The best magic upgrade order in Clean The Library starts with the route problem that wastes the most time: buy or use magic that fixes sorting before magic that only helps a perfect route. Most players are not losing early runs because their top speed is low. They are losing time because books are in bad piles, the wrong book is on top, or they do not know where the next shelf is.
Route notes often mention Assemble, Sort, Insight, Shelf Guide, and Auto-Shelving as the main magic or ability path. Those names need to match the live ability list before you build a route around them. The route logic is the sequence of problems they solve. First, reduce pile chaos. Then reduce manual sorting. Then reduce search time. Finally, automate or accelerate the parts of the route you already understand.
For beginners, magic is a poor substitute for controls. If you cannot pick up, drop, and cycle books smoothly, magic will hide mistakes for a short time and then create new ones when the ability is unavailable. Finish normal shelves first. Learn where books tend to pile up. Then use magic to handle the repeated tasks you already recognize.
For normal clears, choose magic that keeps books organized. A route tool that groups, sorts, or reveals destinations can save more time than raw movement because it reduces the number of wrong trips. If you repeatedly stand with a mixed stack and no clear next shelf, prioritize information or sorting help. If your piles are already clean and your shelf choices are quick, movement or automation becomes more valuable.

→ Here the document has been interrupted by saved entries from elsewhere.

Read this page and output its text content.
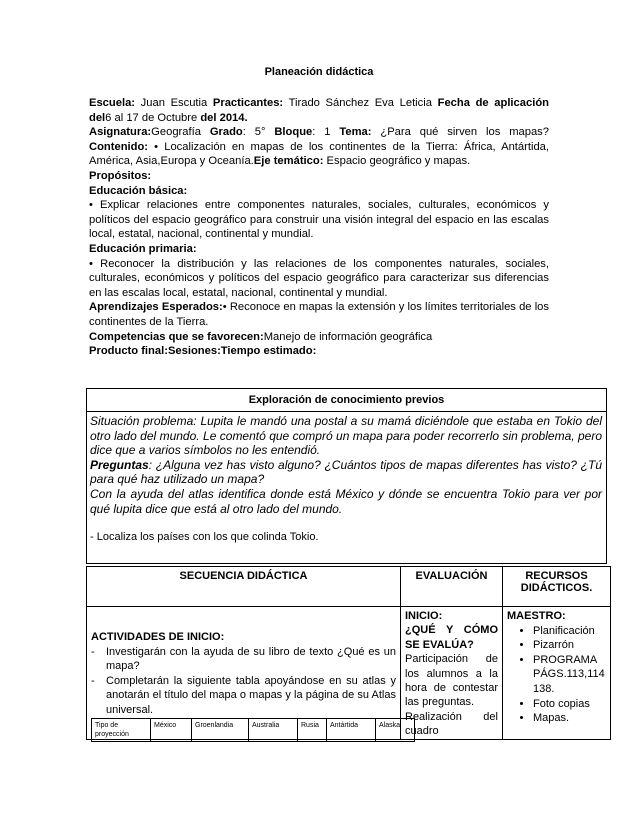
Planeación didáctica

Escuela: Juan Escutia Practicantes: Tirado Sánchez Eva Leticia Fecha de aplicación del6 al 17 de Octubre del 2014.

Asignatura:Geografía Grado: 5° Bloque: 1 Tema: ¿Para qué sirven los mapas?Contenido: • Localización en mapas de los continentes de la Tierra: África, Antártida, América, Asia,Europa y Oceanía.Eje temático: Espacio geográfico y mapas.

Propósitos:

Educación básica:

• Explicar relaciones entre componentes naturales, sociales, culturales, económicos y políticos del espacio geográfico para construir una visión integral del espacio en las escalas local, estatal, nacional, continental y mundial.

Educación primaria:

• Reconocer la distribución y las relaciones de los componentes naturales, sociales, culturales, económicos y políticos del espacio geográfico para caracterizar sus diferencias en las escalas local, estatal, nacional, continental y mundial.

Aprendizajes Esperados:• Reconoce en mapas la extensión y los límites territoriales de los continentes de la Tierra.

Competencias que se favorecen:Manejo de información geográfica

Producto final:Sesiones:Tiempo estimado:

Exploración de conocimiento previos

Situación problema: Lupita le mandó una postal a su mamá diciéndole que estaba en Tokio del otro lado del mundo. Le comentó que compró un mapa para poder recorrerlo sin problema, pero dice que a varios símbolos no les entendió.

Preguntas: ¿Alguna vez has visto alguno? ¿Cuántos tipos de mapas diferentes has visto? ¿Tú para qué haz utilizado un mapa?

Con la ayuda del atlas identifica donde está México y dónde se encuentra Tokio para ver por qué lupita dice que está al otro lado del mundo.

- Localiza los países con los que colinda Tokio.

SECUENCIA DIDÁCTICA	EVALUACIÓN	RECURSOS DIDÁCTICOS.

ACTIVIDADES DE INICIO:
- Investigarán con la ayuda de su libro de texto ¿Qué es un mapa?
- Completarán la siguiente tabla apoyándose en su atlas y anotarán el título del mapa o mapas y la página de su Atlas universal.
Tipo de proyección	México	Groenlandia	Australia	Rusia	Antártida	Alaska

INICIO:
¿QUÉ Y CÓMO SE EVALÚA?
Participación de los alumnos a la hora de contestar las preguntas.
Realización del cuadro

MAESTRO:
• Planificación
• Pizarrón
• PROGRAMA PÁGS.113,114 138.
• Foto copias
• Mapas.
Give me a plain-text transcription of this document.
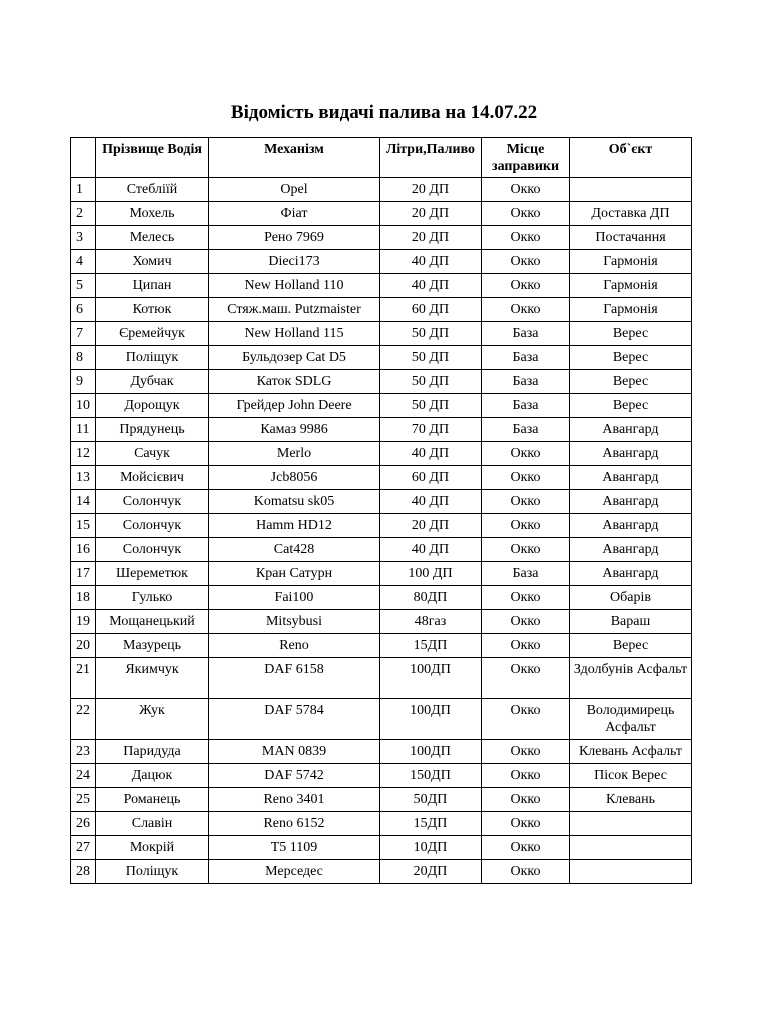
Відомість видачі палива на 14.07.22
	Прізвище Водія	Механізм	Літри,Паливо	Місце заправики	Об`єкт
1	Стебліїй	Opel	20 ДП	Окко	
2	Мохель	Фіат	20 ДП	Окко	Доставка ДП
3	Мелесь	Рено 7969	20 ДП	Окко	Постачання
4	Хомич	Dieci173	40 ДП	Окко	Гармонія
5	Ципан	New Holland 110	40 ДП	Окко	Гармонія
6	Котюк	Стяж.маш. Putzmaister	60 ДП	Окко	Гармонія
7	Єремейчук	New Holland 115	50 ДП	База	Верес
8	Поліщук	Бульдозер Cat D5	50 ДП	База	Верес
9	Дубчак	Каток SDLG	50 ДП	База	Верес
10	Дорощук	Грейдер John Deere	50 ДП	База	Верес
11	Прядунець	Камаз 9986	70 ДП	База	Авангард
12	Сачук	Merlo	40 ДП	Окко	Авангард
13	Мойсієвич	Jcb8056	60 ДП	Окко	Авангард
14	Солончук	Komatsu sk05	40 ДП	Окко	Авангард
15	Солончук	Hamm HD12	20 ДП	Окко	Авангард
16	Солончук	Cat428	40 ДП	Окко	Авангард
17	Шереметюк	Кран Сатурн	100 ДП	База	Авангард
18	Гулько	Fai100	80ДП	Окко	Обарів
19	Мощанецький	Mitsybusi	48газ	Окко	Вараш
20	Мазурець	Reno	15ДП	Окко	Верес
21	Якимчук	DAF 6158	100ДП	Окко	Здолбунів Асфальт
22	Жук	DAF 5784	100ДП	Окко	Володимирець Асфальт
23	Паридуда	MAN 0839	100ДП	Окко	Клевань Асфальт
24	Дацюк	DAF 5742	150ДП	Окко	Пісок Верес
25	Романець	Reno 3401	50ДП	Окко	Клевань
26	Славін	Reno 6152	15ДП	Окко	
27	Мокрій	T5 1109	10ДП	Окко	
28	Поліщук	Мерседес	20ДП	Окко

For timed badges, magic order becomes stricter. A 1-hour attempt cannot afford repeated re-reading of the same floor pile. Use magic early enough that it changes your entire route, not late after most shelves are already done. If a magic upgrade affects only a small endgame cleanup, it is not your first speedrun priority. If it lets you identify or place books faster for the whole run, move it earlier.
For no-magic or Pro Mode goals, study magic even when you cannot rely on it. Knowing what magic normally fixes tells you what you must do manually. If magic usually handles messy piles, your no-magic route needs cleaner staging. If magic usually helps find shelves, your no-magic route needs better label reading and zone memory. The best no-magic players often look organized because they are replacing ability effects with disciplined routing.